Nous savons qu’à une date donnée, à 65 ans, lorsque nous prendrons notre retraite, nous pourrons compter sur la rente AVS, et nous savons aussi qu’en plus de cette rente, nous pourrons compter sur la rente du deuxième pilier. Mais ce que beaucoup de gens ne savent pas, c’est que ces pensions ne dépassent pas 60 % de notre salaire actuel. Alors, que faisons-nous pour être prévoyants ? Vous devez penser à votre niveau de vie lorsque vous atteindrez l’âge de 65 ans si vous n’augmentez pas vous-même votre rente. La solution s’appelle le troisième pilier.

Le troisième pilier n’est donc rien de plus qu’une forme d’épargne ?

Il s’agit d’une forme d’épargne conçue spécifiquement pour me rapprocher du niveau de vie que j’avais lorsque j’ai pris ma retraite. Le troisième pilier sert à combler ce que l’on appelle l'”écart de pension”, terme utilisé pour définir la différence entre le salaire pendant le travail et les pensions sur lesquelles on peut compter au moment de la retraite. Probablement pas même avec le troisième pilier vous pouvez atteindre le salaire que vous gagniez avant, mais au moins vous pouvez vous rapprocher.

L’une des raisons de s’engager dans un troisième pilier est l’avantage fiscal, car vous pouvez déduire la prime du revenu lorsque vous déclarez…

Il est vrai que ceux qui entrent dans un troisième pilier ont également droit à un avantage fiscal. Mais ceux qui sont imposés à la source, comme la plupart des frontaliers, ne peuvent bénéficier de cet avantage que si 90% de leurs revenus sont réalisés en Suisse. Ce n’est pas le cas pour de nombreux frontaliers. Toutefois, nous pensons que l’avantage fiscal ne devrait pas être la principale raison de la conclusion d’un troisième pilier. Tout d’abord, nous vous recommandons d’effectuer une analyse approfondie de la situation au moment de la retraite. S’il s’avère que les pensions sur lesquelles vous pouvez compter ne vous permettent pas de continuer à vivre en paix comme avant, le troisième pilier est la conclusion logique. Un troisième pilier doit être élaboré parce que nous sommes convaincus que sans lui, lorsque nous prendrons notre retraite, il sera difficile de s’en sortir. Si vous pouvez également économiser sur les retenues d’impôt à la source, tant mieux.

Le troisième pilier intéresse-t-il également les frontaliers ?

Les frontaliers peuvent même en avoir plus besoin que les autres, et ce, pour deux raisons. Tout d’abord, ils ont souvent commencé à travailler en Suisse plus tard, ce qui les prive de plusieurs années de cotisation.
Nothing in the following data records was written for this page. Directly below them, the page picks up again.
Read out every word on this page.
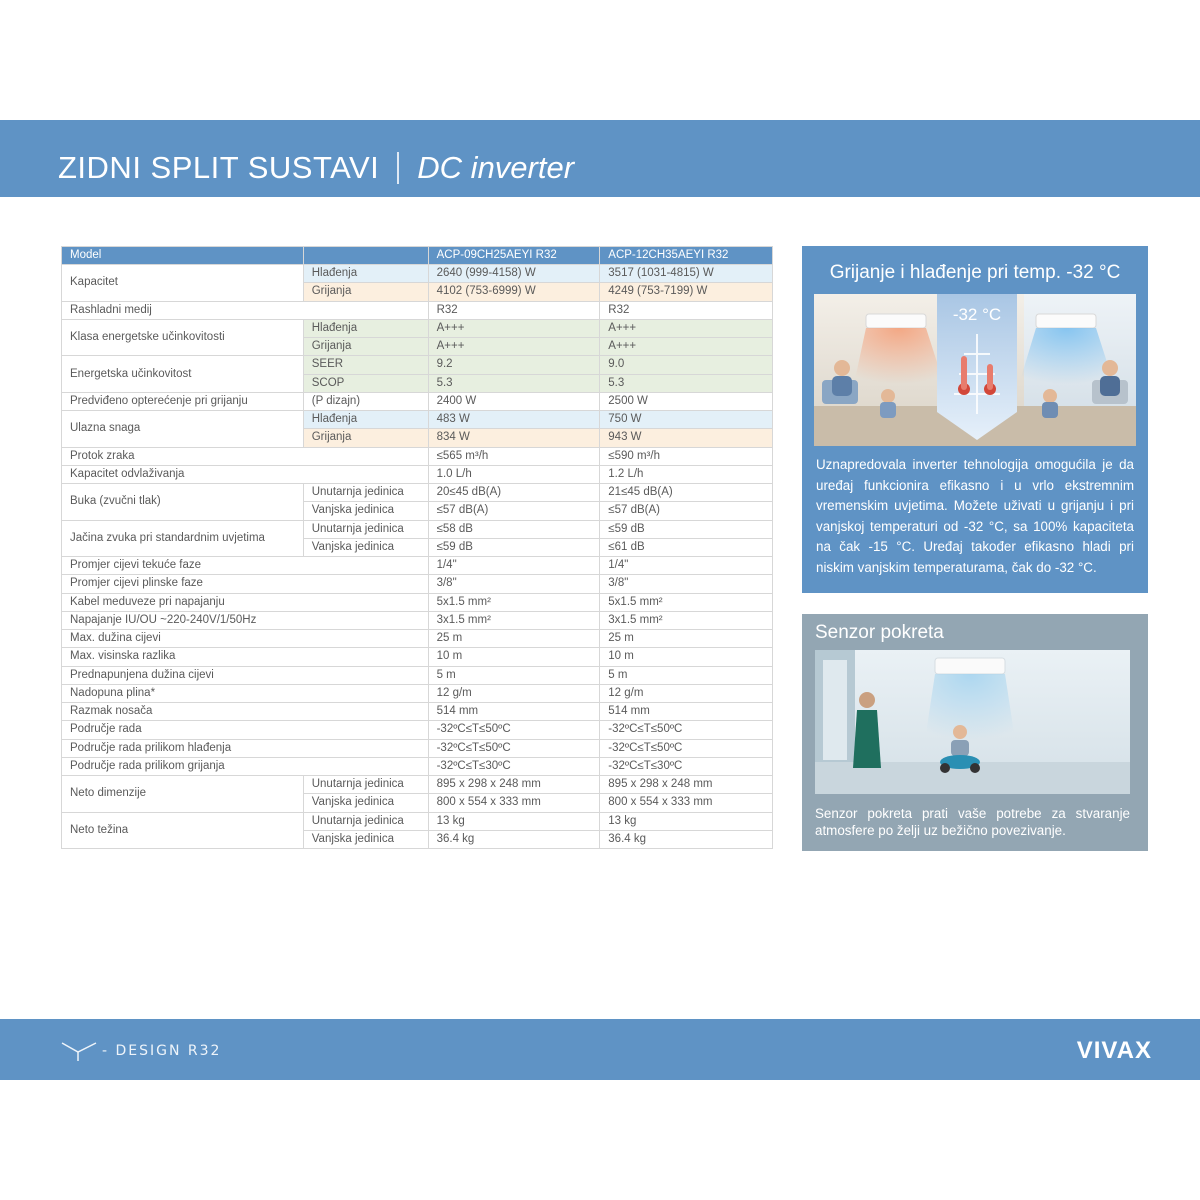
ZIDNI SPLIT SUSTAVI DC inverter
Model		ACP-09CH25AEYI R32	ACP-12CH35AEYI R32
Kapacitet	Hlađenja	2640 (999-4158) W	3517 (1031-4815) W
	Grijanja	4102 (753-6999) W	4249 (753-7199) W
Rashladni medij		R32	R32
Klasa energetske učinkovitosti	Hlađenja	A+++	A+++
	Grijanja	A+++	A+++
Energetska učinkovitost	SEER	9.2	9.0
	SCOP	5.3	5.3
Predviđeno opterećenje pri grijanju	(P dizajn)	2400 W	2500 W
Ulazna snaga	Hlađenja	483 W	750 W
	Grijanja	834 W	943 W
Protok zraka		≤565 m³/h	≤590 m³/h
Kapacitet odvlaživanja		1.0 L/h	1.2 L/h
Buka (zvučni tlak)	Unutarnja jedinica	20≤45 dB(A)	21≤45 dB(A)
	Vanjska jedinica	≤57 dB(A)	≤57 dB(A)
Jačina zvuka pri standardnim uvjetima	Unutarnja jedinica	≤58 dB	≤59 dB
	Vanjska jedinica	≤59 dB	≤61 dB
Promjer cijevi tekuće faze		1/4"	1/4"
Promjer cijevi plinske faze		3/8"	3/8"
Kabel meduveze pri napajanju		5x1.5 mm²	5x1.5 mm²
Napajanje IU/OU ~220-240V/1/50Hz		3x1.5 mm²	3x1.5 mm²
Max. dužina cijevi		25 m	25 m
Max. visinska razlika		10 m	10 m
Prednapunjena dužina cijevi		5 m	5 m
Nadopuna plina*		12 g/m	12 g/m
Razmak nosača		514 mm	514 mm
Područje rada		-32ºC≤T≤50ºC	-32ºC≤T≤50ºC
Područje rada prilikom hlađenja		-32ºC≤T≤50ºC	-32ºC≤T≤50ºC
Područje rada prilikom grijanja		-32ºC≤T≤30ºC	-32ºC≤T≤30ºC
Neto dimenzije	Unutarnja jedinica	895 x 298 x 248 mm	895 x 298 x 248 mm
	Vanjska jedinica	800 x 554 x 333 mm	800 x 554 x 333 mm
Neto težina	Unutarnja jedinica	13 kg	13 kg
	Vanjska jedinica	36.4 kg	36.4 kg
Grijanje i hlađenje pri temp. -32 °C
-32 °C
Uznapredovala inverter tehnologija omogućila je da uređaj funkcionira efikasno i u vrlo ekstremnim vremenskim uvjetima. Možete uživati u grijanju i pri vanjskoj temperaturi od -32 °C, sa 100% kapaciteta na čak -15 °C. Uređaj također efikasno hladi pri niskim vanjskim temperaturama, čak do -32 °C.
Senzor pokreta
Senzor pokreta prati vaše potrebe za stvaranje atmosfere po želji uz bežično povezivanje.
- DESIGN R32	VIVAX
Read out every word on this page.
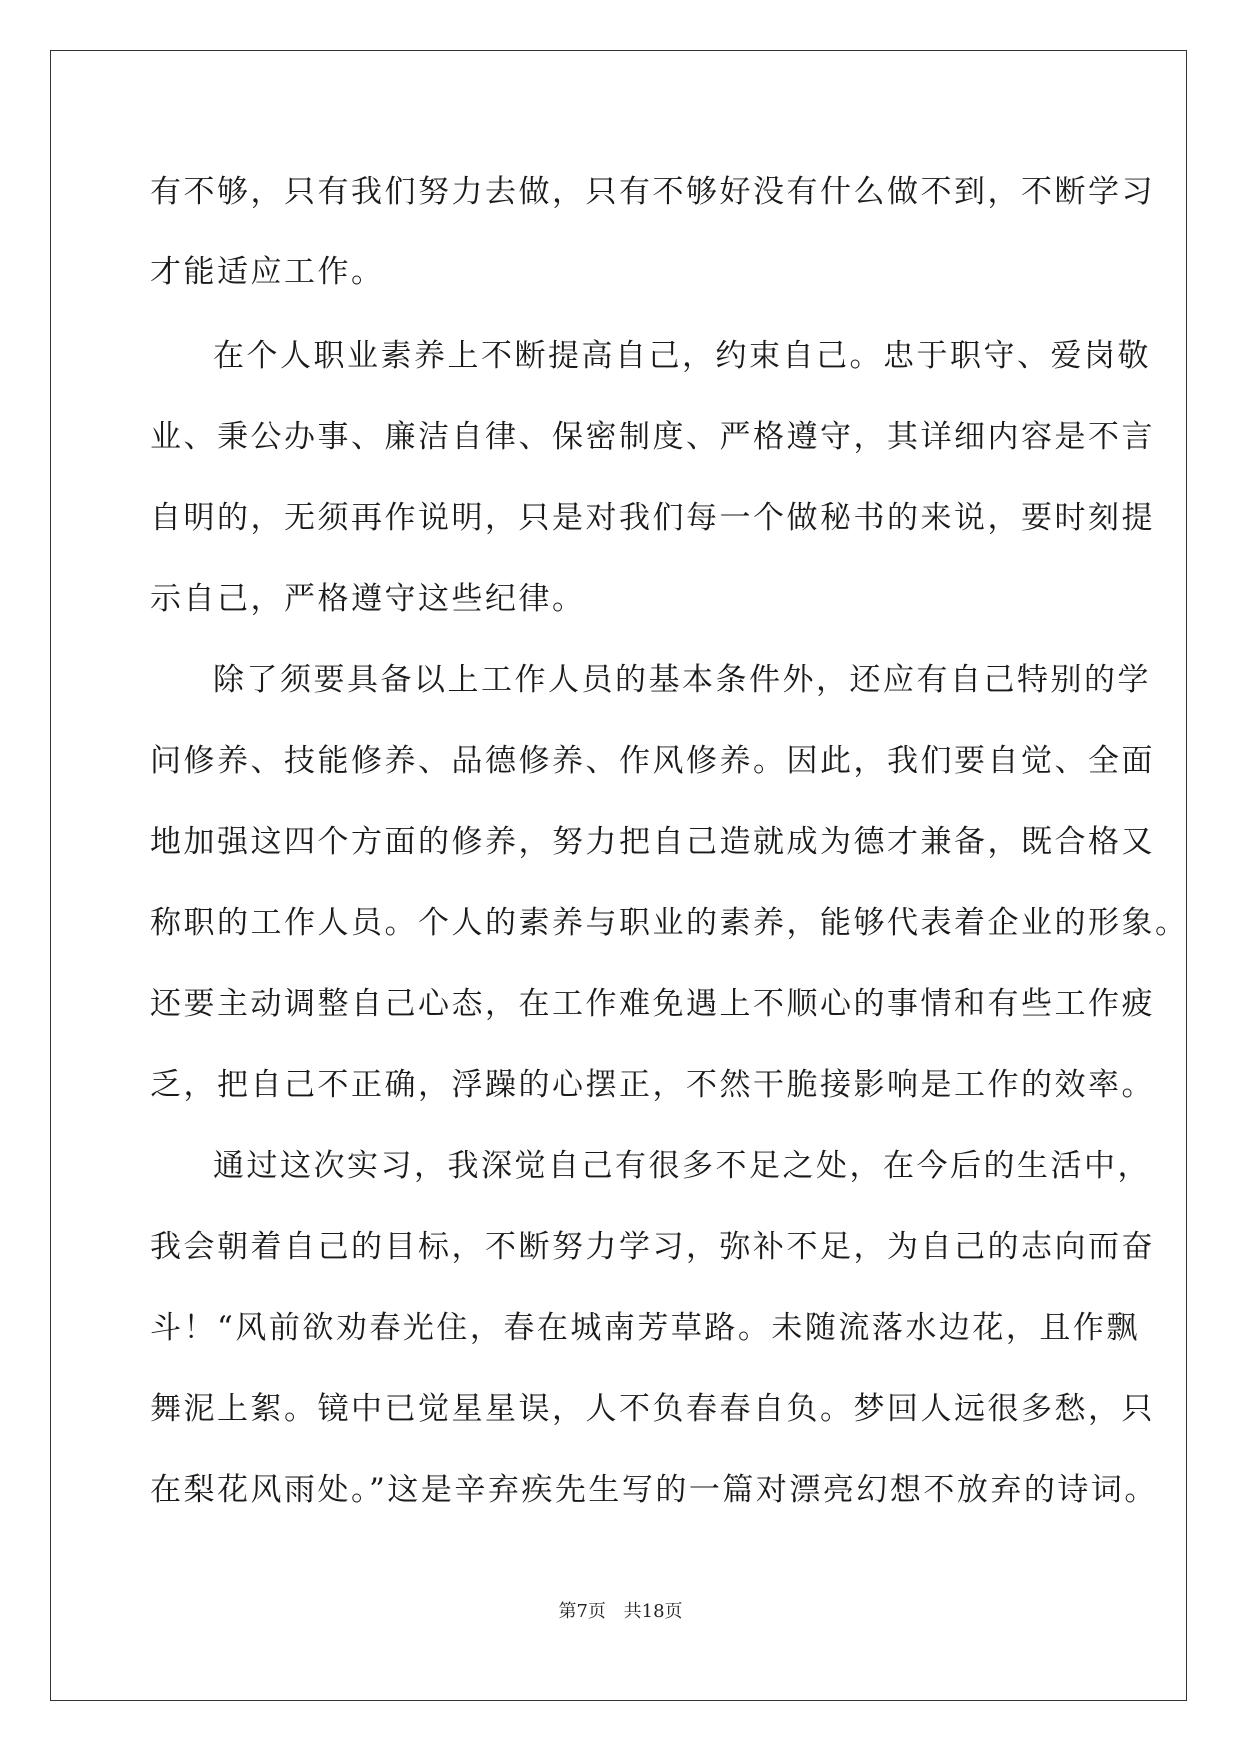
有不够，只有我们努力去做，只有不够好没有什么做不到，不断学习
才能适应工作。
在个人职业素养上不断提高自己，约束自己。忠于职守、爱岗敬
业、秉公办事、廉洁自律、保密制度、严格遵守，其详细内容是不言
自明的，无须再作说明，只是对我们每一个做秘书的来说，要时刻提
示自己，严格遵守这些纪律。
除了须要具备以上工作人员的基本条件外，还应有自己特别的学
问修养、技能修养、品德修养、作风修养。因此，我们要自觉、全面
地加强这四个方面的修养，努力把自己造就成为德才兼备，既合格又
称职的工作人员。个人的素养与职业的素养，能够代表着企业的形象。
还要主动调整自己心态，在工作难免遇上不顺心的事情和有些工作疲
乏，把自己不正确，浮躁的心摆正，不然干脆接影响是工作的效率。
通过这次实习，我深觉自己有很多不足之处，在今后的生活中，
我会朝着自己的目标，不断努力学习，弥补不足，为自己的志向而奋
斗！“风前欲劝春光住，春在城南芳草路。未随流落水边花，且作飘
舞泥上絮。镜中已觉星星误，人不负春春自负。梦回人远很多愁，只
在梨花风雨处。”这是辛弃疾先生写的一篇对漂亮幻想不放弃的诗词。
第7页 共18页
Deuxièmement, de nombreuses personnes ont investi une partie du deuxième pilier dans la construction de la maison. Cela signifie qu’ils ne pourront pas recevoir une pension complète lorsqu’ils prendront leur retraite. C’est pourquoi nous disons qu’une analyse de la situation des pensions devrait être faite.

Quelles sont les autres prestations couvertes par les polices du troisième pilier ?

Un aspect important est qu’il permet d’atteindre l’objectif même si quelque chose devait arriver. En cas de décès, le capital est garanti et la famille, les héritiers, peuvent compter sur un capital qui leur permet, par exemple, de ne pas avoir à vendre la maison. Il en va de même en cas d’invalidité, car la prime est couverte par l’assurance dans ce cas. Vous pouvez donc également compter sur du capital à la retraite.

Alors que le deuxième pilier, qui est obligatoire, est soumis à des règles très strictes, le troisième pilier est présenté sous différentes variantes…

Quiconque entre dans un troisième pilier peut le choisir “lié” : dans ce cas, le capital n’est libéré qu’au moment de la retraite. En contrepartie, vous bénéficiez d’un avantage fiscal, car si vous remplissez les conditions mentionnées ci-dessus, vous pouvez déduire la prime et économiser sur la retenue d’impôt.

Si, par contre, vous n’avez pas le droit de déduire la prime, vous pouvez entrer dans un troisième pilier gratuit, qui vous permet de fixer librement la durée du plan, puis de percevoir le capital à la date souhaitée.